Bij toepassing van het bepaalde ten aanzien van het bouwen worden ondergeschikte bouwdelen zoals plinten, pilasters, kozijnen, gevelversieringen, ventilatiekanalen, schoorstenen, gevel- en kroonlijsten, luifels, balkons en overstekende daken buiten beschouwing gelaten, mits de overschrijding niet meer dan 1 m bedraagt.

Hoofdstuk 2 Bestemmingsregels

Artikel 3 Bedrijf - Nutsbedrijf

3.1 Bestemmingsomschrijving

De voor 'Bedrijf - Nutsbedrijf' aangewezen gronden zijn bestemd voor:

  • a. een 150 kV-station, met uitzondering van risicovolle inrichtingen.

met de daarbij behorende:

  • b. inritten, erven en terreinen;
  • c. parkeervoorzieningen;
  • d. groenvoorzieningen;
  • e. waterhuishoudkundige voorzieningen, waterlopen en waterpartijen, alsmede (ondergrondse) waterbergings- en infiltratievoorzieningen;
  • f. wegen en paden.

Een en ander met de bijbehorende voorzieningen.

3.2 Bouwregels
3.2.1 Algemeen

Op de voor 'Bedrijf - Nutsbedrijf' aangewezen gronden mogen uitsluitend worden gebouwd:

  • a. bedrijfsgebouwen, geen bedrijfswoningen zijnde;
  • b. bouwwerken, geen gebouwen zijnde.
3.2.2 Bedrijfsgebouwen

Regels met betrekking tot bedrijfsgebouwen:

  • a. de goothoogte mag niet meer dan 4,5 meter bedragen;
  • b. de bouwhoogte mag niet meer dan 6,5 meter bedragen;
  • c. het bebouwingspercentage mag niet meer dan 10% bedragen.
3.2.3 Bouwwerken, geen gebouwen zijnde

Regels met betrekking tot bouwwerken, geen gebouwen zijnde:

  • a. de bouwhoogte mag niet meer dan 8 meter bedragen, met dien verstande dat:
    • 1. de bouwhoogte van masten voor bliksemafleiding niet meer dan 18 meter mag bedragen;
    • 2. de bouwhoogte van erfafscheidingen niet meer dan 3 meter mag bedragen;
3.3 Specifieke gebruiksregels
3.3.1 Strijdig gebruik

Tot een met de bestemming strijdig gebruik wordt in ieder geval gerekend het gebruik van de gronden en opstallen anders dan het toegestane gebruik op grond van het bepaalde in artikel 3.1, meer in het bijzonder:

  • a. voor detailhandel en groothandel;
  • b. voor horecadoeleinden;
  • c. voor permanente of tijdelijke bewoning;
  • d. voor een seksinrichting en/of escortbedrijf, raamprostitutie en straatprostitutie.
3.3.2 Voorwaardelijke verplichting landschappelijke inpassing

De nieuw te realiseren voorzieningen ten behoeve van het 150kV station als bedoeld in artikel 3.1 mogen niet eerder in gebruik worden genomen en gehouden mits de landschappelijke inpassing overeenkomstige het landschapsplan zoals opgenomen in Bijlage 1 is aangelegd en duurzaam in stand wordt gehouden.

3.3.3 Voorwaardelijke verplichting waterberging
  • a.

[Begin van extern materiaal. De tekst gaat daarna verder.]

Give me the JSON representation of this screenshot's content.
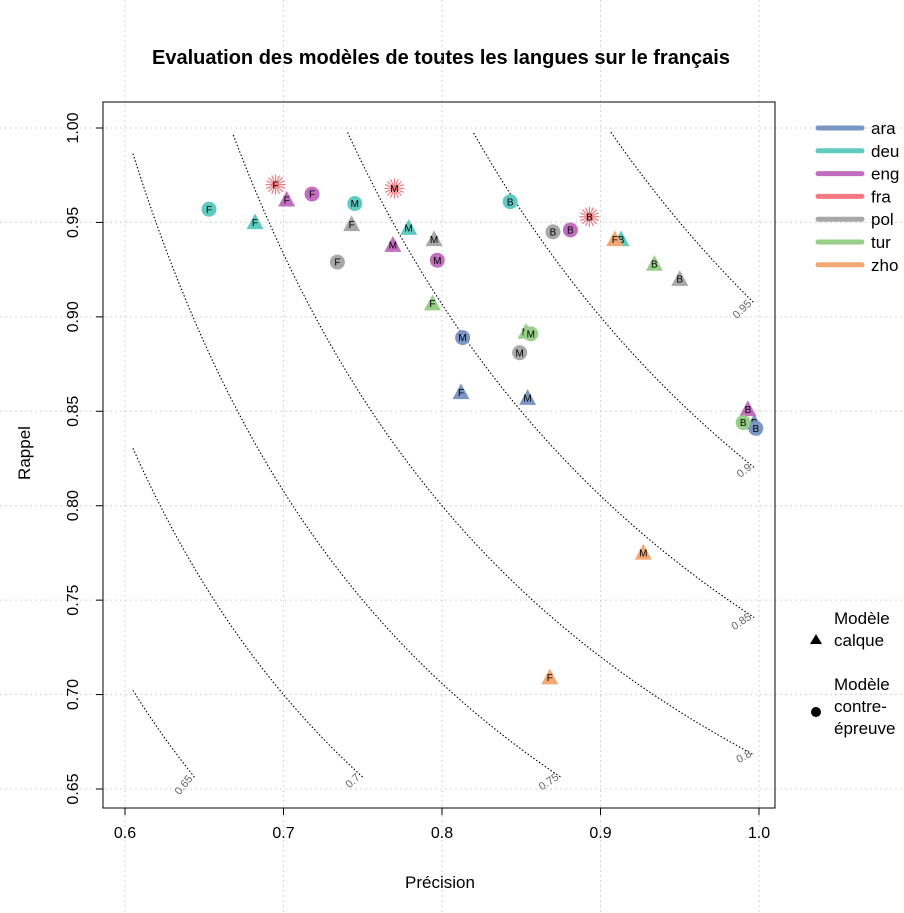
{
  "chart_data": {
    "type": "scatter",
    "title": "Evaluation des modèles de toutes les langues sur le français",
    "xlabel": "Précision",
    "ylabel": "Rappel",
    "xlim": [
      0.6,
      1.0
    ],
    "ylim": [
      0.65,
      1.0
    ],
    "x_ticks": [
      "0.6",
      "0.7",
      "0.8",
      "0.9",
      "1.0"
    ],
    "y_ticks": [
      "0.65",
      "0.70",
      "0.75",
      "0.80",
      "0.85",
      "0.90",
      "0.95",
      "1.00"
    ],
    "grid": true,
    "contours": [
      {
        "label": "0.65",
        "value": 0.65
      },
      {
        "label": "0.7",
        "value": 0.7
      },
      {
        "label": "0.75",
        "value": 0.75
      },
      {
        "label": "0.8",
        "value": 0.8
      },
      {
        "label": "0.85",
        "value": 0.85
      },
      {
        "label": "0.9",
        "value": 0.9
      },
      {
        "label": "0.95",
        "value": 0.95
      }
    ],
    "legend_position": "right",
    "languages": [
      {
        "name": "ara",
        "color": "#7b96c4"
      },
      {
        "name": "deu",
        "color": "#5fcbc0"
      },
      {
        "name": "eng",
        "color": "#c06ebd"
      },
      {
        "name": "fra",
        "color": "#f07a80"
      },
      {
        "name": "pol",
        "color": "#a8a8a8"
      },
      {
        "name": "tur",
        "color": "#98cf88"
      },
      {
        "name": "zho",
        "color": "#f4a871"
      }
    ],
    "shape_legend": [
      {
        "shape": "triangle",
        "label": [
          "Modèle",
          "calque"
        ]
      },
      {
        "shape": "circle",
        "label": [
          "Modèle",
          "contre-",
          "épreuve"
        ]
      }
    ],
    "series": [
      {
        "name": "ara",
        "points": [
          {
            "x": 0.813,
            "y": 0.889,
            "shape": "circle",
            "label": "M"
          },
          {
            "x": 0.812,
            "y": 0.86,
            "shape": "triangle",
            "label": "F"
          },
          {
            "x": 0.854,
            "y": 0.857,
            "shape": "triangle",
            "label": "M"
          },
          {
            "x": 0.997,
            "y": 0.844,
            "shape": "triangle",
            "label": "B"
          },
          {
            "x": 0.998,
            "y": 0.841,
            "shape": "circle",
            "label": "B"
          }
        ]
      },
      {
        "name": "deu",
        "points": [
          {
            "x": 0.653,
            "y": 0.957,
            "shape": "circle",
            "label": "F"
          },
          {
            "x": 0.682,
            "y": 0.95,
            "shape": "triangle",
            "label": "F"
          },
          {
            "x": 0.745,
            "y": 0.96,
            "shape": "circle",
            "label": "M"
          },
          {
            "x": 0.779,
            "y": 0.947,
            "shape": "triangle",
            "label": "M"
          },
          {
            "x": 0.843,
            "y": 0.961,
            "shape": "circle",
            "label": "B"
          },
          {
            "x": 0.913,
            "y": 0.941,
            "shape": "triangle",
            "label": "B"
          }
        ]
      },
      {
        "name": "eng",
        "points": [
          {
            "x": 0.702,
            "y": 0.962,
            "shape": "triangle",
            "label": "F"
          },
          {
            "x": 0.718,
            "y": 0.965,
            "shape": "circle",
            "label": "F"
          },
          {
            "x": 0.769,
            "y": 0.938,
            "shape": "triangle",
            "label": "M"
          },
          {
            "x": 0.797,
            "y": 0.93,
            "shape": "circle",
            "label": "M"
          },
          {
            "x": 0.881,
            "y": 0.946,
            "shape": "circle",
            "label": "B"
          },
          {
            "x": 0.993,
            "y": 0.851,
            "shape": "triangle",
            "label": "B"
          }
        ]
      },
      {
        "name": "fra",
        "points": [
          {
            "x": 0.695,
            "y": 0.97,
            "shape": "star",
            "label": "F"
          },
          {
            "x": 0.77,
            "y": 0.968,
            "shape": "star",
            "label": "M"
          },
          {
            "x": 0.893,
            "y": 0.953,
            "shape": "star",
            "label": "B"
          }
        ]
      },
      {
        "name": "pol",
        "points": [
          {
            "x": 0.734,
            "y": 0.929,
            "shape": "circle",
            "label": "F"
          },
          {
            "x": 0.743,
            "y": 0.949,
            "shape": "triangle",
            "label": "F"
          },
          {
            "x": 0.795,
            "y": 0.941,
            "shape": "triangle",
            "label": "M"
          },
          {
            "x": 0.849,
            "y": 0.881,
            "shape": "circle",
            "label": "M"
          },
          {
            "x": 0.87,
            "y": 0.945,
            "shape": "circle",
            "label": "B"
          },
          {
            "x": 0.95,
            "y": 0.92,
            "shape": "triangle",
            "label": "B"
          }
        ]
      },
      {
        "name": "tur",
        "points": [
          {
            "x": 0.794,
            "y": 0.907,
            "shape": "triangle",
            "label": "F"
          },
          {
            "x": 0.853,
            "y": 0.892,
            "shape": "triangle",
            "label": "M"
          },
          {
            "x": 0.856,
            "y": 0.891,
            "shape": "circle",
            "label": "M"
          },
          {
            "x": 0.934,
            "y": 0.928,
            "shape": "triangle",
            "label": "B"
          },
          {
            "x": 0.99,
            "y": 0.844,
            "shape": "circle",
            "label": "B"
          }
        ]
      },
      {
        "name": "zho",
        "points": [
          {
            "x": 0.909,
            "y": 0.941,
            "shape": "triangle",
            "label": "F"
          },
          {
            "x": 0.868,
            "y": 0.709,
            "shape": "triangle",
            "label": "F"
          },
          {
            "x": 0.927,
            "y": 0.775,
            "shape": "triangle",
            "label": "M"
          }
        ]
      }
    ]
  }
}
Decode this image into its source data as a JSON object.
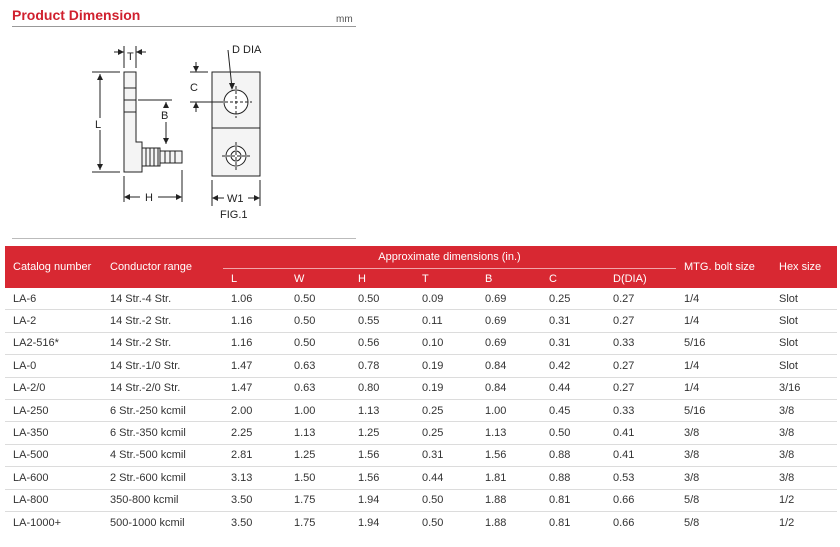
{
  "header": {
    "title": "Product Dimension",
    "unit": "mm"
  },
  "figure": {
    "caption": "FIG.1",
    "labels": {
      "T": "T",
      "L": "L",
      "B": "B",
      "H": "H",
      "C": "C",
      "D": "D DIA",
      "W1": "W1"
    }
  },
  "table": {
    "col_catalog": "Catalog number",
    "col_conductor": "Conductor range",
    "group_label": "Approximate dimensions (in.)",
    "sub_cols": [
      "L",
      "W",
      "H",
      "T",
      "B",
      "C",
      "D(DIA)"
    ],
    "col_mtg": "MTG. bolt size",
    "col_hex": "Hex size",
    "rows": [
      [
        "LA-6",
        "14 Str.-4 Str.",
        "1.06",
        "0.50",
        "0.50",
        "0.09",
        "0.69",
        "0.25",
        "0.27",
        "1/4",
        "Slot"
      ],
      [
        "LA-2",
        "14 Str.-2 Str.",
        "1.16",
        "0.50",
        "0.55",
        "0.11",
        "0.69",
        "0.31",
        "0.27",
        "1/4",
        "Slot"
      ],
      [
        "LA2-516*",
        "14 Str.-2 Str.",
        "1.16",
        "0.50",
        "0.56",
        "0.10",
        "0.69",
        "0.31",
        "0.33",
        "5/16",
        "Slot"
      ],
      [
        "LA-0",
        "14 Str.-1/0 Str.",
        "1.47",
        "0.63",
        "0.78",
        "0.19",
        "0.84",
        "0.42",
        "0.27",
        "1/4",
        "Slot"
      ],
      [
        "LA-2/0",
        "14 Str.-2/0 Str.",
        "1.47",
        "0.63",
        "0.80",
        "0.19",
        "0.84",
        "0.44",
        "0.27",
        "1/4",
        "3/16"
      ],
      [
        "LA-250",
        "6 Str.-250 kcmil",
        "2.00",
        "1.00",
        "1.13",
        "0.25",
        "1.00",
        "0.45",
        "0.33",
        "5/16",
        "3/8"
      ],
      [
        "LA-350",
        "6 Str.-350 kcmil",
        "2.25",
        "1.13",
        "1.25",
        "0.25",
        "1.13",
        "0.50",
        "0.41",
        "3/8",
        "3/8"
      ],
      [
        "LA-500",
        "4 Str.-500 kcmil",
        "2.81",
        "1.25",
        "1.56",
        "0.31",
        "1.56",
        "0.88",
        "0.41",
        "3/8",
        "3/8"
      ],
      [
        "LA-600",
        "2 Str.-600 kcmil",
        "3.13",
        "1.50",
        "1.56",
        "0.44",
        "1.81",
        "0.88",
        "0.53",
        "3/8",
        "3/8"
      ],
      [
        "LA-800",
        "350-800 kcmil",
        "3.50",
        "1.75",
        "1.94",
        "0.50",
        "1.88",
        "0.81",
        "0.66",
        "5/8",
        "1/2"
      ],
      [
        "LA-1000+",
        "500-1000 kcmil",
        "3.50",
        "1.75",
        "1.94",
        "0.50",
        "1.88",
        "0.81",
        "0.66",
        "5/8",
        "1/2"
      ]
    ]
  }
}
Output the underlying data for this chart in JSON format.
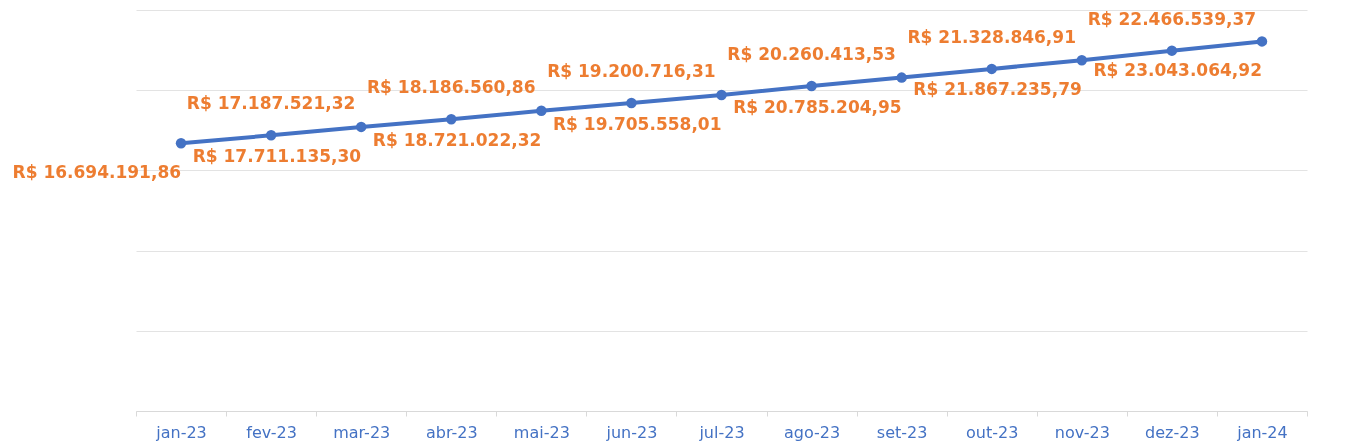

Het bouwen van nieuwe bouwwerken en/of aanleggen van nieuwe verhardingen met een (gezamenlijke) oppervlakte van meer dan 50 m² is uitsluitend toegestaan indien op eigen terrein wordt voorzien in een voorziening voor de berging van hemelwater met een capaciteit van ten minste 1,5 m³ per 100 m² bebouwd oppervlak;
  • b. Het bouwen van nieuwe bouwwerken en/of aanleggen van nieuwe verhardingen met een (gezamenlijke) oppervlakte van meer dan 500 m² is uitsluitend toegestaan indien op eigen terrein wordt voorzien in een voorziening voor de berging van hemelwater met een capaciteit van tenminste 6 m³ per 100 m² bebouwd oppervlak;
  • c. De bouwwerken en verhardingen zoals bedoeld in sub a en b mogen uitsluitend worden gebruikt overeenkomstig het bepaalde in 3.1 indien de voorziening voor de berging van hemelwater is aangelegd en duurzaam in stand wordt gehouden.

Artikel 4 Waarde - Archeologie

4.1 Bestemmingsomschrijving

De voor "Waarde - Archeologie" aangewezen gronden zijn, behalve voor de andere daar voorkomende bestemmingen, mede bestemd voor behoud en bescherming van waardevolle verwachte archeologische informatie in de bodem.

4.2 Bouwregels
4.2.1 Toegestane bouwwerken

Uitsluitend mogen bouwwerken worden opgericht ten behoeve van de op deze gronden liggende andere bestemming(en), indien en voor zover het een bouwplan betreft met een oppervlakte van maximaal 100 m2; bouwplannen met een grotere oppervlakte kunnen uitsluitend – zonder afwijking – worden gebouwd, indien:

  • a. het bouwplan betrekking heeft op vervanging van bestaande bouwwerken, waarbij de oppervlakte niet wordt uitgebreid en de bestaande fundering wordt benut, met uitzondering van nieuwe kelders; of
  • b. gebouwen tot maximaal 2,5 m uit de bestaande fundering worden opgericht.
4.3 Nadere eisen

Burgemeester en wethouders zijn bevoegd nadere eisen te stellen ten aanzien van de situering van bouwwerken, de inrichting en het gebruik van gronden, indien uit onderzoek is gebleken dat ter plaatse behoudens- en beschermenswaardige archeologische monumenten of resten aanwezig zijn.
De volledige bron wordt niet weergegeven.